Hal ini dialami juga oleh Siddhārtha Gautamadalam proses pencarian kebenaran sejati hingga menjadi Buddha Gautama. Diceritakan bahwa Pada suatu hari pertapa Gautama dalam pertapaannya mendengar seorang tua sedang menasihati anaknya di atas perahu yang melintasi sungai Nairanjana dengan mengatakan:“Bila senar kecapi ini dikencangkan, suaranya akan semakin tinggi. Kalau terlalu dikencangkan, putuslah senar kecapi ini, dan lenyaplah suara kecapi itu. Bila senar kecapi ini dikendorkan, suaranya akan semakin merendah. Kalau terlalu dikendorkan, maka lenyaplah suara kecapi itu.”Nasihat tersebut sangat berarti bagi pertapa Gautama yang akhirnya memutuskan untuk menghentikan tapanya lalu pergi ke sungai untuk mandi. Badannya yang telah tinggal tulang hampir tidak sanggup untuk menopang tubuh pertapa Gautama. Seorang wanita bernama Sujata memberi pertapa Gautama semangkuk susu. Badannya dirasakannya sangat lemah dan maut hampir saja merenggut jiwanya, namun dengan kemauan yang keras membaja, pertapa Gautama melanjutkan samadhinya di bawah pohon bodhi (Asattha) di Hutan Gaya, sambil ber-prasetya, "Meskipun darahku mengering, dagingku membusuk, tulang belulang jatuh berserakan, tetapi aku tidak akan meninggalkan tempat ini sampai aku mencapai Pencerahan Sempurna."Perasaan bimbang dan ragu melanda diri pertapa Gautama, hampir saja Dia putus asa menghadapi godaan Mara, dewa penggoda yang dahsyat. Dengan kemauan yang keras membaja dan dengan keyakinan yang teguh kukuh, akhirnya godaan Mara dapat dilawan dan ditaklukkannya. Hal ini terjadi ketika bintang pagi memperlihatkan dirinya di ufuk timur.Pertapa Gautama telah mencapai Pencerahan Sempurna dan menjadi Samyaksam-Buddha (Samma sam-Buddha), tepat pada saat bulan Purnama Siddhi di bulan Waisak ketika ia berusia 35 tahun (suber dari wikipedia).

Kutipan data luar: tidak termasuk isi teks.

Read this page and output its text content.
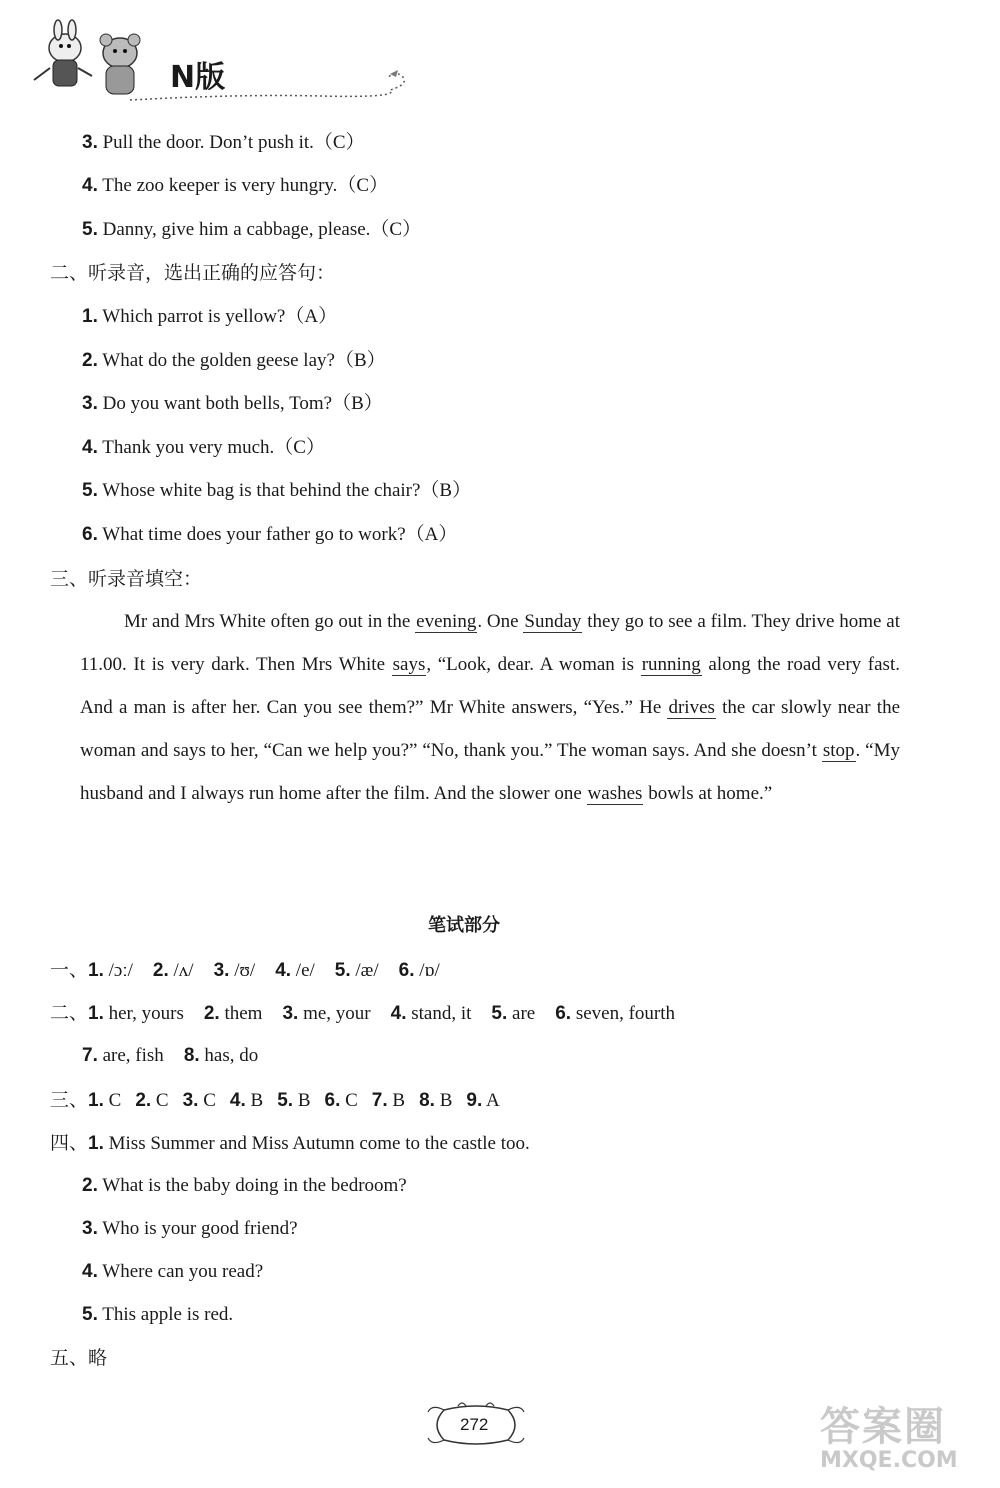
N版
3. Pull the door. Don’t push it.（C）
4. The zoo keeper is very hungry.（C）
5. Danny, give him a cabbage, please.（C）
二、听录音，选出正确的应答句：
1. Which parrot is yellow?（A）
2. What do the golden geese lay?（B）
3. Do you want both bells, Tom?（B）
4. Thank you very much.（C）
5. Whose white bag is that behind the chair?（B）
6. What time does your father go to work?（A）
三、听录音填空：
Mr and Mrs White often go out in the evening. One Sunday they go to see a film. They drive home at 11.00. It is very dark. Then Mrs White says, “Look, dear. A woman is running along the road very fast. And a man is after her. Can you see them?” Mr White answers, “Yes.” He drives the car slowly near the woman and says to her, “Can we help you?” “No, thank you.” The woman says. And she doesn’t stop. “My husband and I always run home after the film. And the slower one washes bowls at home.”
笔试部分
一、1. /ɔː/ 2. /ʌ/ 3. /ʊ/ 4. /e/ 5. /æ/ 6. /ɒ/
二、1. her, yours 2. them 3. me, your 4. stand, it 5. are 6. seven, fourth
7. are, fish 8. has, do
三、1. C 2. C 3. C 4. B 5. B 6. C 7. B 8. B 9. A
四、1. Miss Summer and Miss Autumn come to the castle too.
2. What is the baby doing in the bedroom?
3. Who is your good friend?
4. Where can you read?
5. This apple is red.
五、略
272	答案圈
MXQE.COM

Kisah ini bisa menjadi peneguh bagi kita dalam proses pencarian kita dan juga dalam upaya melepaskan diri dari segala jaminan duniawi dan beralih ke pencarian hal-hal yang sejati. Sebagai pengikut-pengikut Kristus khususnya kaum religius, dan biarawan-biarawati, kadang pengalaman rasul Petrus adalah pengalaman kita juga yang mungkin dalam hati kecil menuntut Tuhan"Kami telah meninggalkan segalanya dan mengikuti Engkau". Adalah benar bahwa sebagai orang beriman, sebagai orang terpanggil, kita telah meninggalkan segalanya bahkan telah mengorbankan semuanya dan mengikuti Tuhan. Tetapi bagi semua orang yang mengabdi Tuhan, tidaklah pantas dan tidak punya hak untuk berhitung-hitung mengenai kesuksesan, keberhasilan yang diraih. Orang beriman tidak patut mengaudit keuntungan dan kerugiannya, tidak boleh menilai upah atau pahalanya di hadapan Tuhan. Semakin dia melakukan hal itu justru semakin menunjukkan bahwa dia belum melihat karya cinta Tuhan dalam hidupnya yang terlampau banyak seturut sifat Allah yang penuh cinta.
Dan bila sikap itu dibiarkan(faktor mempertanyakan jaminan Tuhan)akan bisa merambah ke hal lain di mana kita bisa menjadikan panggilan sebagai suatu sarana mencari kenyamanan hidup ala dunia yang biasanya terangkai dengan impian terselubung mencari posisi, popularitas dan prestise. Benar bahwa menurut ukuran manusiawi, jika kita diukur dari segi ukuran dunia, panggilan hidup kita boleh dibilang sebuah prestasi, suatu hasil perjuangan berat yang bisa menyokong prestise dan menambah rasa bangga diri atau keluarga.Mungkin ada juga kebanggaan tersendiri dalam hati setiap kita karenatelah mengikuti panggilan Tuhan dan telah berbuat sesuatu sebagai perwujudan jawaban kita pada panggilan Tuhan.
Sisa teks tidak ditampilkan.